New Book by Sondra Myers Published

Sondra Myers new book, “The People’s Choice: Public Education and American Democracy,” stresses value of American public education system.
“The People’s Choice: Public Education and American Democracy,” a new book by Sondra Myers, director of the Schemel Forum at The University of Scranton, explores through a collection of essays the critical role public education plays in shaping American democratic values. The book was published by the University’s Panuska College of Professional Studies.
“The People’s Choice: Public Education and American Democracy,” a new book by Sondra Myers, director of the Schemel Forum at The University of Scranton, explores through a collection of essays the critical role public education plays in shaping American democratic values. The book was published by the University’s Panuska College of Professional Studies.
Sondra Myers, senior fellow for international, civic and cultural projects and director of the Schemel Forum at The University of Scranton, has edited a new collection of essays exploring public education’s critical role in shaping American democratic values.

Titled “The People’s Choice: Public Education and American Democracy,” the handbook was published by the University’s Panuska College of Professional Studies and features essays by a wide assortment of past and present writers.

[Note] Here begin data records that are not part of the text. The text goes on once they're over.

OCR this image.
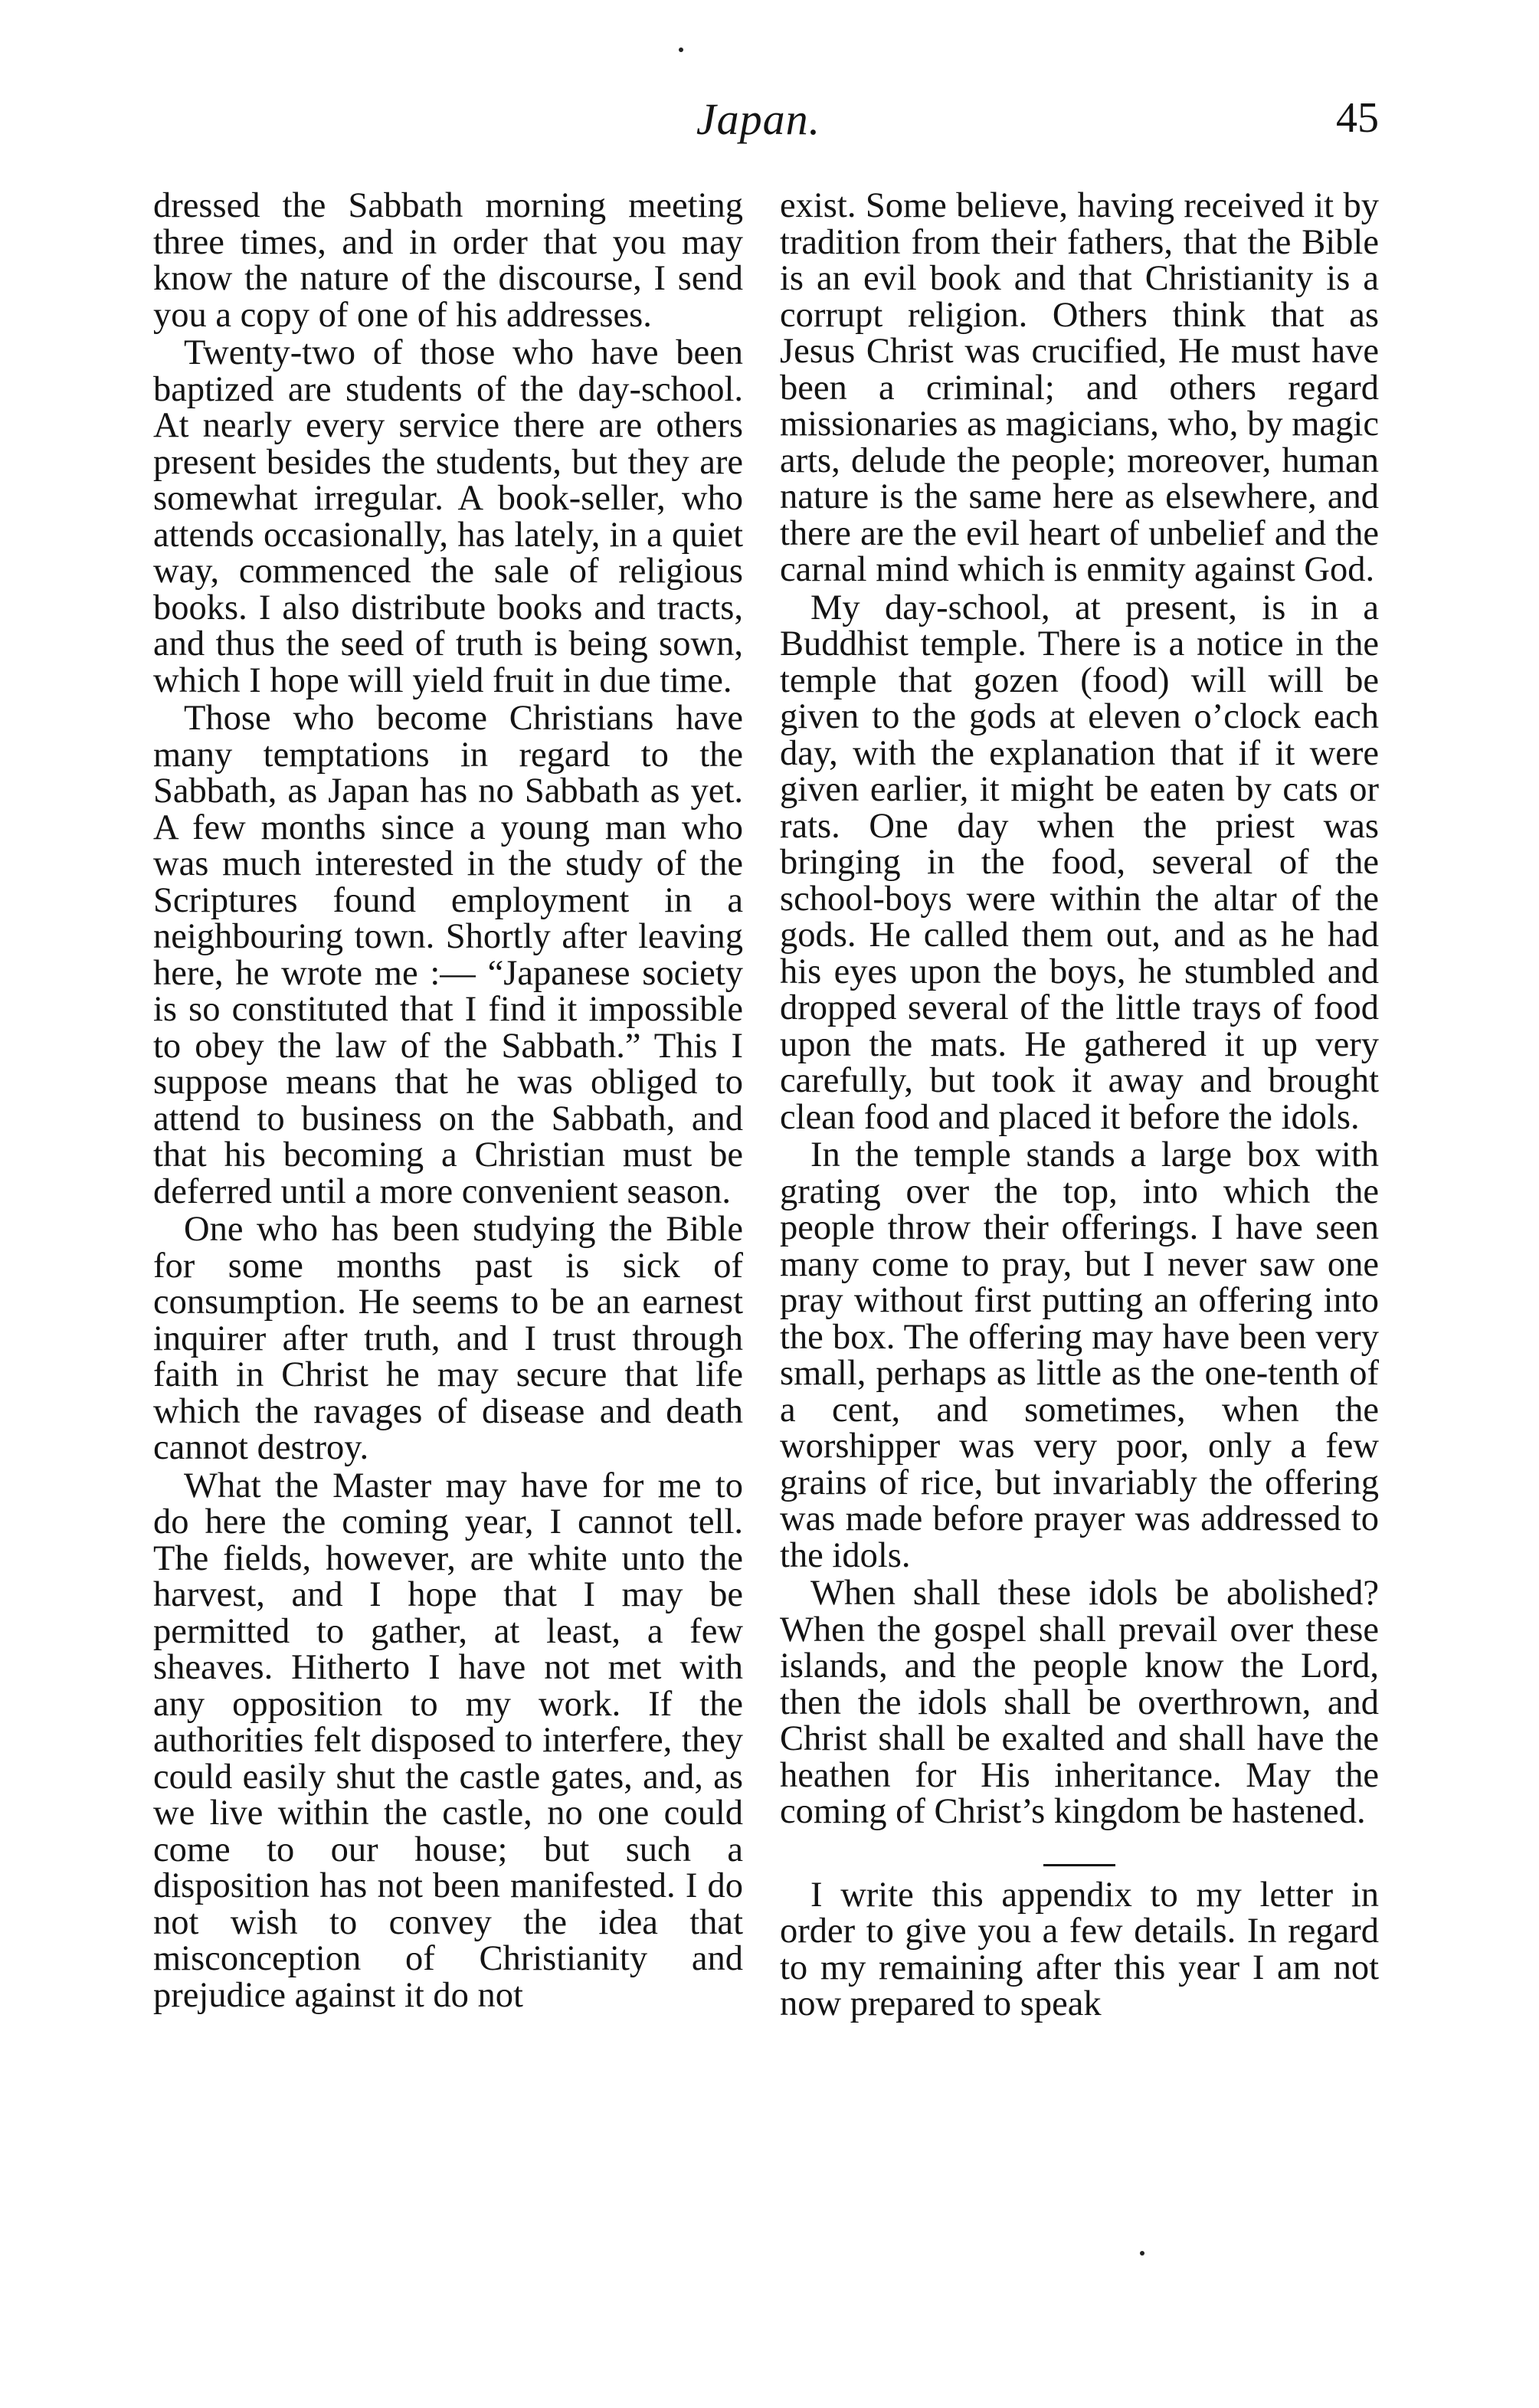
Japan.	45

dressed the Sabbath morning meeting three times, and in order that you may know the nature of the discourse, I send you a copy of one of his addresses.

Twenty-two of those who have been baptized are students of the day-school. At nearly every service there are others present besides the students, but they are somewhat irregular. A book-seller, who attends occasionally, has lately, in a quiet way, commenced the sale of religious books. I also distribute books and tracts, and thus the seed of truth is being sown, which I hope will yield fruit in due time.

Those who become Christians have many temptations in regard to the Sabbath, as Japan has no Sabbath as yet. A few months since a young man who was much interested in the study of the Scriptures found employment in a neighbouring town. Shortly after leaving here, he wrote me :— “Japanese society is so constituted that I find it impossible to obey the law of the Sabbath.” This I suppose means that he was obliged to attend to business on the Sabbath, and that his becoming a Christian must be deferred until a more convenient season.

One who has been studying the Bible for some months past is sick of consumption. He seems to be an earnest inquirer after truth, and I trust through faith in Christ he may secure that life which the ravages of disease and death cannot destroy.

What the Master may have for me to do here the coming year, I cannot tell. The fields, however, are white unto the harvest, and I hope that I may be permitted to gather, at least, a few sheaves. Hitherto I have not met with any opposition to my work. If the authorities felt disposed to interfere, they could easily shut the castle gates, and, as we live within the castle, no one could come to our house; but such a disposition has not been manifested. I do not wish to convey the idea that misconception of Christianity and prejudice against it do not

exist. Some believe, having received it by tradition from their fathers, that the Bible is an evil book and that Christianity is a corrupt religion. Others think that as Jesus Christ was crucified, He must have been a criminal; and others regard missionaries as magicians, who, by magic arts, delude the people; moreover, human nature is the same here as elsewhere, and there are the evil heart of unbelief and the carnal mind which is enmity against God.

My day-school, at present, is in a Buddhist temple. There is a notice in the temple that gozen (food) will will be given to the gods at eleven o’clock each day, with the explanation that if it were given earlier, it might be eaten by cats or rats. One day when the priest was bringing in the food, several of the school-boys were within the altar of the gods. He called them out, and as he had his eyes upon the boys, he stumbled and dropped several of the little trays of food upon the mats. He gathered it up very carefully, but took it away and brought clean food and placed it before the idols.

In the temple stands a large box with grating over the top, into which the people throw their offerings. I have seen many come to pray, but I never saw one pray without first putting an offering into the box. The offering may have been very small, perhaps as little as the one-tenth of a cent, and sometimes, when the worshipper was very poor, only a few grains of rice, but invariably the offering was made before prayer was addressed to the idols.

When shall these idols be abolished? When the gospel shall prevail over these islands, and the people know the Lord, then the idols shall be overthrown, and Christ shall be exalted and shall have the heathen for His inheritance. May the coming of Christ’s kingdom be hastened.

I write this appendix to my letter in order to give you a few details. In regard to my remaining after this year I am not now prepared to speak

Myers dedicated the book to “the nine out of 10 American students who are educated in public schools.” She actually began work on the book nearly two decades ago, but only recently decided to revisit it on account of what she views as an urgent need to remind people of why public education matters.

“The erosion of public education as an institution is one of the most profound and potentially tragic problems that we face today,” Myers writes in the introduction. “It presents a danger not only to the institution, but to American democracy itself.”

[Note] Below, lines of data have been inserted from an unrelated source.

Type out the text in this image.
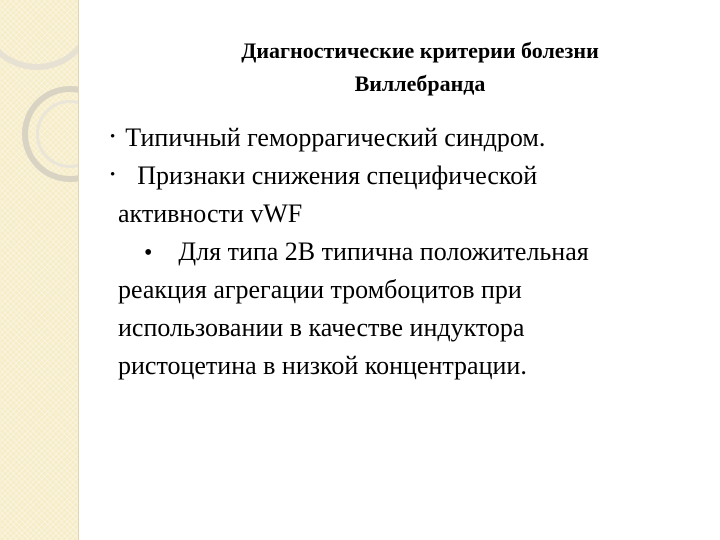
Диагностические критерии болезни
Виллебранда
• Типичный геморрагический синдром.
• Признаки снижения специфической
активности vWF
• Для типа 2В типична положительная
реакция агрегации тромбоцитов при
использовании в качестве индуктора
ристоцетина в низкой концентрации.
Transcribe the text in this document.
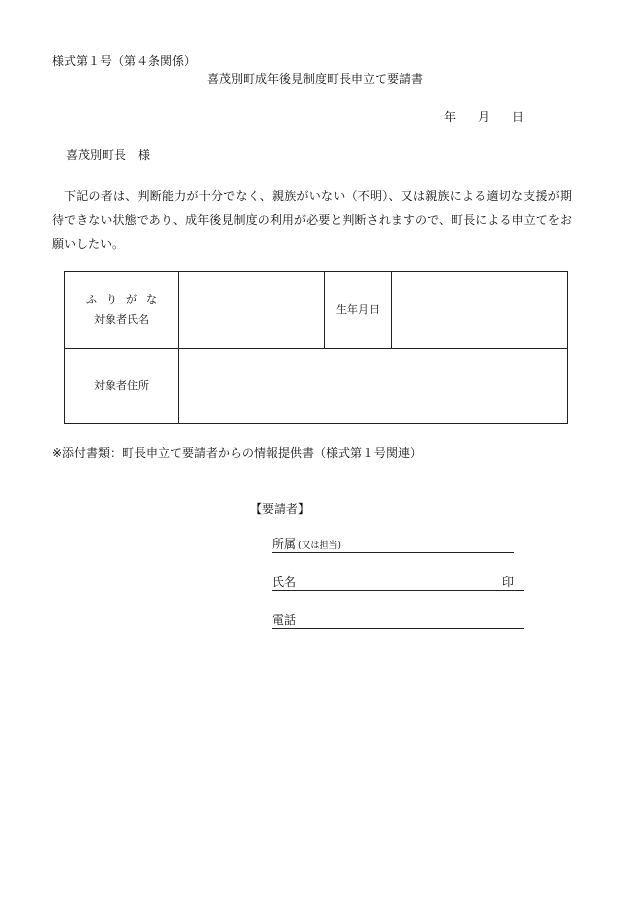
様式第１号（第４条関係）
喜茂別町成年後見制度町長申立て要請書
年 月 日
喜茂別町長　様
下記の者は、判断能力が十分でなく、親族がいない（不明）、又は親族による適切な支援が期待できない状態であり、成年後見制度の利用が必要と判断されますので、町長による申立てをお願いしたい。
ふりがな
対象者氏名		生年月日	
対象者住所			
※添付書類：町長申立て要請者からの情報提供書（様式第１号関連）
【要請者】
所属 (又は担当)
氏名	印
電話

Considering the importance of information to the American electorate, public schools serve a deep, fundamental value that must be preserved, according to Myers. As she eloquently puts it, they provide “an entry point into the public sphere, the free and open space, uniquely characteristic of democracy, where all are citizens-not consumers and not subjects – but rather people who are empowered to take responsibility not only for their own personal destinies but for the well-being of their society­ – for the public good.”

“Given its unique role in American democratic society, opening that first door to our lives as citizens, high quality public education is not a special interest, a lost cause, or a utopian dream – it is an existential imperative,” Myers writes.

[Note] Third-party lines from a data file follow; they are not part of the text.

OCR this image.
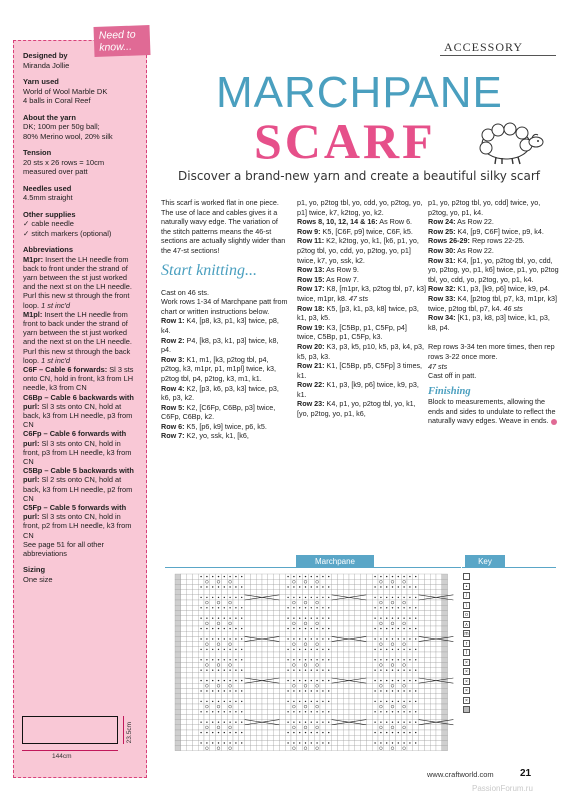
Designed by

Miranda Jollie

Yarn used

World of Wool Marble DK
4 balls in Coral Reef

About the yarn

DK; 100m per 50g ball;
80% Merino wool, 20% silk

Tension

20 sts x 26 rows = 10cm
measured over patt

Needles used

4.5mm straight

Other supplies

✓ cable needle
✓ stitch markers (optional)

Abbreviations

M1pr: Insert the LH needle from back to front under the strand of yarn between the st just worked and the next st on the LH needle. Purl this new st through the front loop. 1 st inc'd
M1pl: Insert the LH needle from front to back under the strand of yarn between the st just worked and the next st on the LH needle. Purl this new st through the back loop. 1 st inc'd
C6F – Cable 6 forwards: Sl 3 sts onto CN, hold in front, k3 from LH needle, k3 from CN
C6Bp – Cable 6 backwards with purl: Sl 3 sts onto CN, hold at back, k3 from LH needle, p3 from CN
C6Fp – Cable 6 forwards with purl: Sl 3 sts onto CN, hold in front, p3 from LH needle, k3 from CN
C5Bp – Cable 5 backwards with purl: Sl 2 sts onto CN, hold at back, k3 from LH needle, p2 from CN
C5Fp – Cable 5 forwards with purl: Sl 3 sts onto CN, hold in front, p2 from LH needle, k3 from CN
See page 51 for all other abbreviations

Sizing

One size

Need to know...
144cm
23.5cm
ACCESSORY
MARCHPANE
SCARF
Discover a brand-new yarn and create a beautiful silky scarf

This scarf is worked flat in one piece. The use of lace and cables gives it a naturally wavy edge. The variation of the stitch patterns means the 46-st sections are actually slightly wider than the 47-st sections!

Start knitting...

Cast on 46 sts.

Work rows 1-34 of Marchpane patt from chart or written instructions below.

Row 1: K4, [p8, k3, p1, k3] twice, p8, k4.

Row 2: P4, [k8, p3, k1, p3] twice, k8, p4.

Row 3: K1, m1, [k3, p2tog tbl, p4, p2tog, k3, m1pr, p1, m1pl] twice, k3, p2tog tbl, p4, p2tog, k3, m1, k1.

Row 4: K2, [p3, k6, p3, k3] twice, p3, k6, p3, k2.

Row 5: K2, [C6Fp, C6Bp, p3] twice, C6Fp, C6Bp, k2.

Row 6: K5, [p6, k9] twice, p6, k5.

Row 7: K2, yo, ssk, k1, [k6,

p1, yo, p2tog tbl, yo, cdd, yo, p2tog, yo, p1] twice, k7, k2tog, yo, k2.

Rows 8, 10, 12, 14 & 16: As Row 6.

Row 9: K5, [C6F, p9] twice, C6F, k5.

Row 11: K2, k2tog, yo, k1, [k6, p1, yo, p2tog tbl, yo, cdd, yo, p2tog, yo, p1] twice, k7, yo, ssk, k2.

Row 13: As Row 9.

Row 15: As Row 7.

Row 17: K8, [m1pr, k3, p2tog tbl, p7, k3] twice, m1pr, k8. 47 sts

Row 18: K5, [p3, k1, p3, k8] twice, p3, k1, p3, k5.

Row 19: K3, [C5Bp, p1, C5Fp, p4] twice, C5Bp, p1, C5Fp, k3.

Row 20: K3, p3, k5, p10, k5, p3, k4, p3, k5, p3, k3.

Row 21: K1, [C5Bp, p5, C5Fp] 3 times, k1.

Row 22: K1, p3, [k9, p6] twice, k9, p3, k1.

Row 23: K4, p1, yo, p2tog tbl, yo, k1, [yo, p2tog, yo, p1, k6,

p1, yo, p2tog tbl, yo, cdd] twice, yo, p2tog, yo, p1, k4.

Row 24: As Row 22.

Row 25: K4, [p9, C6F] twice, p9, k4.

Rows 26-29: Rep rows 22-25.

Row 30: As Row 22.

Row 31: K4, [p1, yo, p2tog tbl, yo, cdd, yo, p2tog, yo, p1, k6] twice, p1, yo, p2tog tbl, yo, cdd, yo, p2tog, yo, p1, k4.

Row 32: K1, p3, [k9, p6] twice, k9, p4.

Row 33: K4, [p2tog tbl, p7, k3, m1pr, k3] twice, p2tog tbl, p7, k4. 46 sts

Row 34: [K1, p3, k8, p3] twice, k1, p3, k8, p4.

Rep rows 3-34 ten more times, then rep rows 3-22 once more.

47 sts

Cast off in patt.

Finishing

Block to measurements, allowing the ends and sides to undulate to reflect the naturally wavy edges. Weave in ends.

Marchpane	Key
•
/
\
o
∧
m
r
l
×
×
×
×
×
www.craftworld.com	21
PassionForum.ru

Scranton native and renowned developmental psychologist Howard Gardner, Ph.D., makes his own strong case for the benefits of a quality public education in the book’s preface. He laments that education in the United States has become too much of a “private good.”

“This sensitively-curated collection reminds us of the original excitement surrounding the idea of public education, the key components of such an education, the public goods that it serves, and the reasons why it needs to be maintained and strengthened,” writes Gardner, the John H. and Elisabeth A. Hobbs Professor of Cognition and Education at Harvard University’s Graduate School of Education.

The book includes essays by iconic American thinkers like Thomas Jefferson, Horace Mann and John Dewey, as well as contemporary voices like Bill Moyers, Nikole Hannah-Jones, Yohuru Williams and Amy Gutmann. The book also has contributions from Scranton High School teacher Edward Dougherty, University of Scranton education professor Catherine Richmond-Cullen, Ed.D., and former Scranton High School student Alison Barrett.

In the book’s foreword, Debra A. Pellegrino, Ed.D., dean of the Panuska College of Professional Studies, counts herself as a supporter of Myers’ thesis.

“Primarily, (the book) reminds us to strengthen our public schools rather than privatize them or search for alternatives to them,” Pellegrino writes. “The educational system needs to be valued as a platform where ideas expressed by all individuals will someday change society, making our democracy more inclusive and just.”

This is Myers’ ninth book. Her others include “The Interdependence Handbook” and “The New Rwanda: Prosperity and the Public Good.”